Rüyasında Fatih’i görüyordu. Gece 02.00 sularında yastığının altındaki telefon çalmaya başladı. Elfida gördüğü rüyanın etkisiyle kimin aradığına bakmadan direkt, “Fatih” diyerek açtı telefonu.  Karşı taraftan ses yoktu.

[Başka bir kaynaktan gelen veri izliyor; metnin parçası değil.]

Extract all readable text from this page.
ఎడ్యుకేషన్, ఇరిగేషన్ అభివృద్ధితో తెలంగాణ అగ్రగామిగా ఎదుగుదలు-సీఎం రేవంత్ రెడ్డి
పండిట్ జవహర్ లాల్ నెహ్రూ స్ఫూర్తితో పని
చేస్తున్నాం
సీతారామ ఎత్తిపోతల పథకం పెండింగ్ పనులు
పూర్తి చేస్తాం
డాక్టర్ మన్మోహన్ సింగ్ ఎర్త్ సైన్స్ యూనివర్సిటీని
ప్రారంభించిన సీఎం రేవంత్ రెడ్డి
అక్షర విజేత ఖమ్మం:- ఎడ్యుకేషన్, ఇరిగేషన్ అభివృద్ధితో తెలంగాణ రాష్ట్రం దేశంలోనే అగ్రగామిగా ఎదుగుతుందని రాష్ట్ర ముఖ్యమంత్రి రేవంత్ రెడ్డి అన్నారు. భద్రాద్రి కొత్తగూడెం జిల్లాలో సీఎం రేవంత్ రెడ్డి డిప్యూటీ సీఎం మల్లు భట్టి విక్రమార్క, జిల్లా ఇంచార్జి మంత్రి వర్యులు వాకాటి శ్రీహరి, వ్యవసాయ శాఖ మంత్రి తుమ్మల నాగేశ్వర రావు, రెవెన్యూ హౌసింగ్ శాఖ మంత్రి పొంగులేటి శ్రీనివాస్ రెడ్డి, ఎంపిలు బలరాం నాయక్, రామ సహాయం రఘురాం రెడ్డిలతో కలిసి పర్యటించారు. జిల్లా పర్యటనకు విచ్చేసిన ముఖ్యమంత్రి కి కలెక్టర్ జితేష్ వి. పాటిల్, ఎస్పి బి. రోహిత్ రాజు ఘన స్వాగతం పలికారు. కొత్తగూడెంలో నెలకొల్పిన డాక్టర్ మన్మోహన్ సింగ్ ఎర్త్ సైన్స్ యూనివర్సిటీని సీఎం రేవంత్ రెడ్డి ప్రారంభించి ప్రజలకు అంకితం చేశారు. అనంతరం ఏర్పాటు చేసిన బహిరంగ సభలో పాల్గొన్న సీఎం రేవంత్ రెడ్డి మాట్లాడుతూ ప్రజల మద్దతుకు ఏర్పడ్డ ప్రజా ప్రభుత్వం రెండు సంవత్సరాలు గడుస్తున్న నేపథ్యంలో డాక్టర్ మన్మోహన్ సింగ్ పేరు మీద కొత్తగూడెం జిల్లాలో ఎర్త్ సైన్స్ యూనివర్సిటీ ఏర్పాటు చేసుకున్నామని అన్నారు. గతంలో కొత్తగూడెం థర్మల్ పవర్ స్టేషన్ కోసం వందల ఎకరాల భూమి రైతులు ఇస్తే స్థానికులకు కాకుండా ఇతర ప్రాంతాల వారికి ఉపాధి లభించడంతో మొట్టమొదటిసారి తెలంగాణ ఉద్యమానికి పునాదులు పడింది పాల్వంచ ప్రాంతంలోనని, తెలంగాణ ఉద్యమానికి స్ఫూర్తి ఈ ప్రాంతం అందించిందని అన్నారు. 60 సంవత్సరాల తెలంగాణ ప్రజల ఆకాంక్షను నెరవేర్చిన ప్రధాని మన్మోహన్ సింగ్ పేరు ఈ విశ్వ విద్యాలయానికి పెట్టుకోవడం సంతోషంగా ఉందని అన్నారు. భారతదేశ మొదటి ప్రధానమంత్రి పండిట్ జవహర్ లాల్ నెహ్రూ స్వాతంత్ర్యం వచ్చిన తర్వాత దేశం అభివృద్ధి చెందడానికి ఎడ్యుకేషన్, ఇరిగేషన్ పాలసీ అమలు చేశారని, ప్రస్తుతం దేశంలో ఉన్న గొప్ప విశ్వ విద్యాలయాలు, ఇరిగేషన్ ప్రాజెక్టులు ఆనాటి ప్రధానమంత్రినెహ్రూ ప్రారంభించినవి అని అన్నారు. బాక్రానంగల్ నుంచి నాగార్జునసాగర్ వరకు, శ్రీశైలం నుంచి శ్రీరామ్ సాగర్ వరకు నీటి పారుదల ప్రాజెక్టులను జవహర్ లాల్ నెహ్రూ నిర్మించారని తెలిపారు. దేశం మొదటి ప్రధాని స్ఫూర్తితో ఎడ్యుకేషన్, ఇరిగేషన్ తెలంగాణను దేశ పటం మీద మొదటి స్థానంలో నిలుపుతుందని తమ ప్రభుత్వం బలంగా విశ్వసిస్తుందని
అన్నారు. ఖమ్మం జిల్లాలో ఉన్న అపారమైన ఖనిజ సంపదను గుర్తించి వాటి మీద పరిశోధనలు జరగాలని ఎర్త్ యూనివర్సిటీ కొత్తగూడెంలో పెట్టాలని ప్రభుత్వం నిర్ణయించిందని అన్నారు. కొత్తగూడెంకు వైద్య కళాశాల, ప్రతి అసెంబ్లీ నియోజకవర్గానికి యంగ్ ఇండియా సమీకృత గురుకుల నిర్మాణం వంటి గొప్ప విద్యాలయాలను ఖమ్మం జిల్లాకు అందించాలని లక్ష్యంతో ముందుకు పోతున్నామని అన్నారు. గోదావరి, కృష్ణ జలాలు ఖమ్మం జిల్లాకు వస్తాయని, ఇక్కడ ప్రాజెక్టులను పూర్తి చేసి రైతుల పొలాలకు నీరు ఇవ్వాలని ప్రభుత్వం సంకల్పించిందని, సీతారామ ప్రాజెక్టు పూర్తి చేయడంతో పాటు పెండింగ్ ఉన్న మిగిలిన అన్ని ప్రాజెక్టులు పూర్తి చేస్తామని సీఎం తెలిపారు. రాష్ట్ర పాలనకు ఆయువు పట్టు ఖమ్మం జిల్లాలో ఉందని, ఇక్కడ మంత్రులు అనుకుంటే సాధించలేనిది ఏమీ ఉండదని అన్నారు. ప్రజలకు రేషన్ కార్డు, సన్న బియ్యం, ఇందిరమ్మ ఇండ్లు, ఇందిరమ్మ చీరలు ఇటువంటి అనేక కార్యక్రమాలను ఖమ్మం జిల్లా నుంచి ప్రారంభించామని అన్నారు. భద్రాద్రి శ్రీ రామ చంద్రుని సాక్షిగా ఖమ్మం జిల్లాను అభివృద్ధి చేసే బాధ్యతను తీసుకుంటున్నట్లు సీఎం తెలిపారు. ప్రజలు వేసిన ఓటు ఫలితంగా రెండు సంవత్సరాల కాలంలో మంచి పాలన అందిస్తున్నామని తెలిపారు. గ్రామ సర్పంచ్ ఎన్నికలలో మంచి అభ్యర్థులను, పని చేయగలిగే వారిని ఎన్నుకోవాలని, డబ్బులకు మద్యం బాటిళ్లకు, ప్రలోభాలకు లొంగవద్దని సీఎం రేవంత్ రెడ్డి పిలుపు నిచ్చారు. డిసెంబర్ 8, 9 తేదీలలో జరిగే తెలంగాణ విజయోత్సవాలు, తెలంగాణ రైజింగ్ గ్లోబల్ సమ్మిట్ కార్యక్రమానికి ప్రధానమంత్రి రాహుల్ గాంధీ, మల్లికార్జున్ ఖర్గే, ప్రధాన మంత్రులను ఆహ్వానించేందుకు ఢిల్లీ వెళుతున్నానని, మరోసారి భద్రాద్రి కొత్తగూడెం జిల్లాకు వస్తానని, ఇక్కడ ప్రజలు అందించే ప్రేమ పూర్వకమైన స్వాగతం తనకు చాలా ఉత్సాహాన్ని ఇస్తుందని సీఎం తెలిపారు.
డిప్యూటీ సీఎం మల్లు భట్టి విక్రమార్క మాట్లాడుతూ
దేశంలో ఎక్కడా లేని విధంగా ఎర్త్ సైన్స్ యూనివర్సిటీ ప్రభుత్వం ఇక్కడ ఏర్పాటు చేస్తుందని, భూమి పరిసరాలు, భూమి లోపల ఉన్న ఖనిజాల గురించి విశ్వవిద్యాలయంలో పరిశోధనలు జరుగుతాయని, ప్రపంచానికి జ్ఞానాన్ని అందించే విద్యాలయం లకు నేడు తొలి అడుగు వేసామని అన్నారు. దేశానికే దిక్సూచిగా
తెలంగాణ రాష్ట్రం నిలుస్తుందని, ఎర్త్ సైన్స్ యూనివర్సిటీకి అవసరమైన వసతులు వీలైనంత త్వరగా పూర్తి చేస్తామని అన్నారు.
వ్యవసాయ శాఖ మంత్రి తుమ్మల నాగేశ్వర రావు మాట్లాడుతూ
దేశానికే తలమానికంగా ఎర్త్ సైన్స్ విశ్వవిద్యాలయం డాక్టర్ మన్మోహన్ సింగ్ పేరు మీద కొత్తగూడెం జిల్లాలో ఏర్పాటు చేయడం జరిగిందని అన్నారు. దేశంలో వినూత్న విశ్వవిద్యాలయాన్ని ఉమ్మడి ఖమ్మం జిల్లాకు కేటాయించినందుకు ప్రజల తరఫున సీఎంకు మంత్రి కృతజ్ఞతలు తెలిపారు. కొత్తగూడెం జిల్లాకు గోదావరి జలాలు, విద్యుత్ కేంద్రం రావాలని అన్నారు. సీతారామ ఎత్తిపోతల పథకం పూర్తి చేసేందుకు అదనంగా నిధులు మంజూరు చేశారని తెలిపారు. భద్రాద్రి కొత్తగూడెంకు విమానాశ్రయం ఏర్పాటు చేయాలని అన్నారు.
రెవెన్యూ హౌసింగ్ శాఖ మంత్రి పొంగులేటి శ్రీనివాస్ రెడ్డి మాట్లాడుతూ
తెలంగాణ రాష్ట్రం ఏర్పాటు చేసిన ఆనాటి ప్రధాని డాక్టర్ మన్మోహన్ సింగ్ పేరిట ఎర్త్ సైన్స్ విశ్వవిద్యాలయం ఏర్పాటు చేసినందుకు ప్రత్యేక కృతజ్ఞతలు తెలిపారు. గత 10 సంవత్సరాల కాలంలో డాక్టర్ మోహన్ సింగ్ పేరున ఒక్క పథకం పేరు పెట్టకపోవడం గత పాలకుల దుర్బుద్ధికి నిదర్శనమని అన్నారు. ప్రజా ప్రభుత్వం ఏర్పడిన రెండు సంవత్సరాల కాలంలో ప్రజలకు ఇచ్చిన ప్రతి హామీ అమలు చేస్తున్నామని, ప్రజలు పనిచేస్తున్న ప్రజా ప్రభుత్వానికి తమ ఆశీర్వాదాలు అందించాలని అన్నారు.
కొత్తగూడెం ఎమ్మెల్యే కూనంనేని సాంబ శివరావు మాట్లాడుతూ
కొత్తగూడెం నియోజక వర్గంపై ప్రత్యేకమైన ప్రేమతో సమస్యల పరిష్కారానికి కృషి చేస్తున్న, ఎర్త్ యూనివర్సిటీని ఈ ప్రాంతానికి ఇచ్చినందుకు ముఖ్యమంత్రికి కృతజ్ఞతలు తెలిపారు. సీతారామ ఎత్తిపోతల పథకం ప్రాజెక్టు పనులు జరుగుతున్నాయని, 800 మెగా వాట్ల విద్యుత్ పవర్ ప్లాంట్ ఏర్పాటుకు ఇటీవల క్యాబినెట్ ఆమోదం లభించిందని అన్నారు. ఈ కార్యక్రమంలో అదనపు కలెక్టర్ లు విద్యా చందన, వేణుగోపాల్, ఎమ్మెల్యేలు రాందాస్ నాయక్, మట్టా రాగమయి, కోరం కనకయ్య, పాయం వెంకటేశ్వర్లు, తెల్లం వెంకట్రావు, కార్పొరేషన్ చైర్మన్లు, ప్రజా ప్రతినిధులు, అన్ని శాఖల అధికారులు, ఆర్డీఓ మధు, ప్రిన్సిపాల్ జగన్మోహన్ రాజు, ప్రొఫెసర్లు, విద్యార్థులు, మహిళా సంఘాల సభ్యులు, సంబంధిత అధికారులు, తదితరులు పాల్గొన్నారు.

Elfida, “Alo, Fatih, sen misin?” diye sordu. Uyku ve uyanıklık arası bir haldeydi. Hiçbir cevap gelmiyordu. Elfida gözlerini ovalayarak kimin aradığını görmek için telefonun ekranına baktı. Kimin aradığı görünmüyordu. Sadece “Gizli Numara” yazıyordu. Uyku sersemliğini üzerinden attı, “Aloo, konuşsana lan, kimsin sen?” diye sordu.

Cevap gelmiyordu.

“Madem konuşmayacaksın neden arıyorsun? Gecenin köründe sesimi dinlemek için aramadın, öyle değil mi?”

Cevap gelmiyordu.

“Peki, sen konuşmak istemiyorsan ben de konuşmayacağım. Kapatıyorum.” dediği sırada karşı taraftan bir müzik çalmaya başladı. Elfida hiçbir şey söylemeden şarkıyı dinledi. Şarkı bitince arayan kişi de telefonu kapattı. Elfida öylece telefona baktı bir süre. Arayan kişinin kim olduğunu anlamaya çalıştı. Uykulu bir kafayla düşünemeyeceğini anlayınca kendini yastığına bıraktı. “Nasıl olsa uyandığımda telefonu laptopa bağlar, hangi numaradan aradığını, nereden aradığını iki dakikada öğrenirim.” dedi kendi kendine ve göz kapaklarını ağır ağır kapatarak uykuya daldı.

***

İki gün sonra, saat 15.00

Gözlerini yavaşça açmaya başladığında vücudunun her yerinde ağrılar hissetti. Neredeyse ağrımayan bir yeri yoktu. Uzandığı yerden doğrulup sırtını duvara yaslayarak etrafını kontrol etmeye başladı. Yerde kırık tuğla parçaları, boya kovaları; tinercilerin, balicilerin artık poşetleri vardı. Duvarları süsleyen rengarenk yazılar, camsız pencerelere ve yarısı yanmış bir kapıya tezat bir görüntü oluşturuyordu. Kafasını sol yanına çevirdiğinde bir not kağıdı çarptı gözüne. Kağıdı alarak okumaya başladı.

Komiser, olanları unutup hayatını sürdürmen ve görevini yapman için sana bir defaya mahsus yaşama şansı verildi. Bu şansı iyi değerlendir. Peşine düştüklerin her zaman senden bir adım öndeler, bunu unutma.